Kwong concerns herself with being a democratic, fair, and understanding employer, constantly thinking of ways to keep her staff happy and feeling appreciated and respected. She does this by formulating the rosters a few weeks in advance, paying them competitive wages and salaries, understanding they have a life outside the business and giving pay and performance reviews when she says she will. "It’s just treating people like they want to be treated."
{mospagebreak}
Kwong is the first to admit, as good as this may sound, it may not
be the workplace for everyone, and so she looks for qualities in her staff which complement the working environment. "The sort of people we attract are creative, arty types … it’s not for everyone. And because cooking is such a creative thing, I think it’s very important to have a creative environment when you are cooking," she says. "And then at night we have structure, because we have to, everyone has their sections and we’ve got certain guidelines."
Identity & Ambience
Kwong attributes her success to establishing a clear identity and a strong sense of self. "When people come to this restaurant, they know they’ve been to billy kwong. Why do they know that? Because of the appearance, the style of service, because we’ve got the hand-written menus, we’ve got our little logo and the flowers—it’s got a really strong look about it and it’s got a very strong sense of self."
Part of establishing billy kwong’s identity meant answering questions about exactly what Kwong wanted her customers to get from the product, the service and the whole encounter. "Everything in the business reflects your essence."

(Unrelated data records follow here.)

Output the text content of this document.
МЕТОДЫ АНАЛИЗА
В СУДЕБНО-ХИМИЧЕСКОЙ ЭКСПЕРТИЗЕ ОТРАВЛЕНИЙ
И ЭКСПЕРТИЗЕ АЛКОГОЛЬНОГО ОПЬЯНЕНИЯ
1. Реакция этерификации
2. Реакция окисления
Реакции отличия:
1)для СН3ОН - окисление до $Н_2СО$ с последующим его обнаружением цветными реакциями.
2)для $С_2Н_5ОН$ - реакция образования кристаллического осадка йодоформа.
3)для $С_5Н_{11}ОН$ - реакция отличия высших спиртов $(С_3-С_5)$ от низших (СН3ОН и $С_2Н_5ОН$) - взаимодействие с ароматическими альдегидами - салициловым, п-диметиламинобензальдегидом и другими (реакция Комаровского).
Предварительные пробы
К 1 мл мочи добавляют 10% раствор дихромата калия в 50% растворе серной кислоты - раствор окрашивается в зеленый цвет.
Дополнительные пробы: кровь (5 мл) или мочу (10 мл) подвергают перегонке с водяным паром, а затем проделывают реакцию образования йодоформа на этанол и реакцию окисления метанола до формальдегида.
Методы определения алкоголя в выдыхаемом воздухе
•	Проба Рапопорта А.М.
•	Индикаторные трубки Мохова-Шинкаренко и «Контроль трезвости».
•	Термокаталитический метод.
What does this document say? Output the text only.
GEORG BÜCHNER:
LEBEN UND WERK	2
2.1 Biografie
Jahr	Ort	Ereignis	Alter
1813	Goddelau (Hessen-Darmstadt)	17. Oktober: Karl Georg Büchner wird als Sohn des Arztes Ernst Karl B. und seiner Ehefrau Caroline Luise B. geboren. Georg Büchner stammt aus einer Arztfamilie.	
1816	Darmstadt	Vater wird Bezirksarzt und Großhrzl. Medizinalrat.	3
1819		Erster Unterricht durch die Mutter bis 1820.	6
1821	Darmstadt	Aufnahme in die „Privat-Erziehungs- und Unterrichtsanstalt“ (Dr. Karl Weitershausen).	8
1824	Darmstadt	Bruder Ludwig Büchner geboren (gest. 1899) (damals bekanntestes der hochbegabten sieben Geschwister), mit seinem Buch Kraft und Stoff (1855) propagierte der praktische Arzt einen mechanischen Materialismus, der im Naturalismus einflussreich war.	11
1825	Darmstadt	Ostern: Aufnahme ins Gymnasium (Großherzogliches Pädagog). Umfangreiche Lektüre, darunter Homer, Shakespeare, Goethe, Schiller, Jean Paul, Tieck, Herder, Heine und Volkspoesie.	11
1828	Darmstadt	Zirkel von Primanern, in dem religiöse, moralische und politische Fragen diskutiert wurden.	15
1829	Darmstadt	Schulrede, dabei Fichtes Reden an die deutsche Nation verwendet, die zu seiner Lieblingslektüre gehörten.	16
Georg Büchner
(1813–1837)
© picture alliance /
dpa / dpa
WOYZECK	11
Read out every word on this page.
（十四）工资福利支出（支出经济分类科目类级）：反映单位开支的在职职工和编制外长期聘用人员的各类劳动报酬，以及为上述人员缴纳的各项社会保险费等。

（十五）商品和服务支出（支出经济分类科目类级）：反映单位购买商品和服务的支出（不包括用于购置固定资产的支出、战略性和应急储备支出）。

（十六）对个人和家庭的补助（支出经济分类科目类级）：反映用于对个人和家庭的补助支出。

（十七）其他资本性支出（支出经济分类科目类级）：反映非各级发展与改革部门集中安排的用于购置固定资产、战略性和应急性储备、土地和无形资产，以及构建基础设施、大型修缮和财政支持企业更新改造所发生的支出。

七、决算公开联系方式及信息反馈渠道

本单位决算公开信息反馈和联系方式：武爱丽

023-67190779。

Kwong had set her plan from day one: to create a Chinese eating house. "We knew we wanted to have a little hole-in-the-wall place that just served really great food, good value, and we always wanted it to be an easy place to come into."

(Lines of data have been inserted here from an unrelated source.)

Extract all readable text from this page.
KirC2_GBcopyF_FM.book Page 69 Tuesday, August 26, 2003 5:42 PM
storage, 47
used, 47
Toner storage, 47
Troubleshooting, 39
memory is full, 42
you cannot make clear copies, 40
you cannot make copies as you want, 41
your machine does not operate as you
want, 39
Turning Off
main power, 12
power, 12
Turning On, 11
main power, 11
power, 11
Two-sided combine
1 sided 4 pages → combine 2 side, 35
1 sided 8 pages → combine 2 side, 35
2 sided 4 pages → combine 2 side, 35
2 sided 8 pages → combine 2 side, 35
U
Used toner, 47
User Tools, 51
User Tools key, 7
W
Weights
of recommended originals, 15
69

And she has succeeded. When first entering the restaurant, its size is surprising. The dining room is small and intimate (despite the cabbages taking pride of place in front of the window) and the open-plan kitchen is only partly partitioned by two cabinets, so customers get a complete sensory experience from the sights, sounds and tastes of the food being cooked only a few metres away. "The kitchen is the heart of the place, so that’s why we have an open kitchen."
She also had a clear idea of the proposed suburb in Sydney, and clientele, the menu—strictly Chinese food—and even the suppliers she wanted to use. She knew the atmosphere she wanted to create, from the fresh flowers to the jazz. "I knew right down to the colour toilet paper—every single detail."

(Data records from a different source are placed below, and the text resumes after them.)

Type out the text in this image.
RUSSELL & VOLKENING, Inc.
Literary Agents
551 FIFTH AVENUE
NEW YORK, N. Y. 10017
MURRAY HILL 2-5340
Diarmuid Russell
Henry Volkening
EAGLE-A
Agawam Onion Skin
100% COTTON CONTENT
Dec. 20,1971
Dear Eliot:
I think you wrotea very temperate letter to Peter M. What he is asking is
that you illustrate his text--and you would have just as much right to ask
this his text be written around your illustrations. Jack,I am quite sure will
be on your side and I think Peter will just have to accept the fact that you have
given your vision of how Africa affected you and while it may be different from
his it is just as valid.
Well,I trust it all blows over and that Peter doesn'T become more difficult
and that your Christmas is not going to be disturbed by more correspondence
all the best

The biggest evolution has been Kwong’s attitude to the business. "In those first two years I held on to it very tightly because it was like a little baby," she says. Now, after taking a step back and with time for other things—including a popular ABC television series and cookbook, Heart and Soul, and being a guest at various cooking and non-cooking events—Kwong is looking forward to new directions.
"I am taking great pleasure in teaching people the beauties of Chinese food," she says. "And judging by the clientele, they’re into it … they are very discerning, foodie types."
She also looks to improving suppliers, one day making organic vegetables a part of the menu and continuing her commitment to quality. "I only do things I believe in, or that reflect billy kwong values," she says. "I guess that’s what’s changed, I’m having a broader view on everything. It’s not just a restaurant on Crown Street, this little business, it’s actually a whole way of life for me."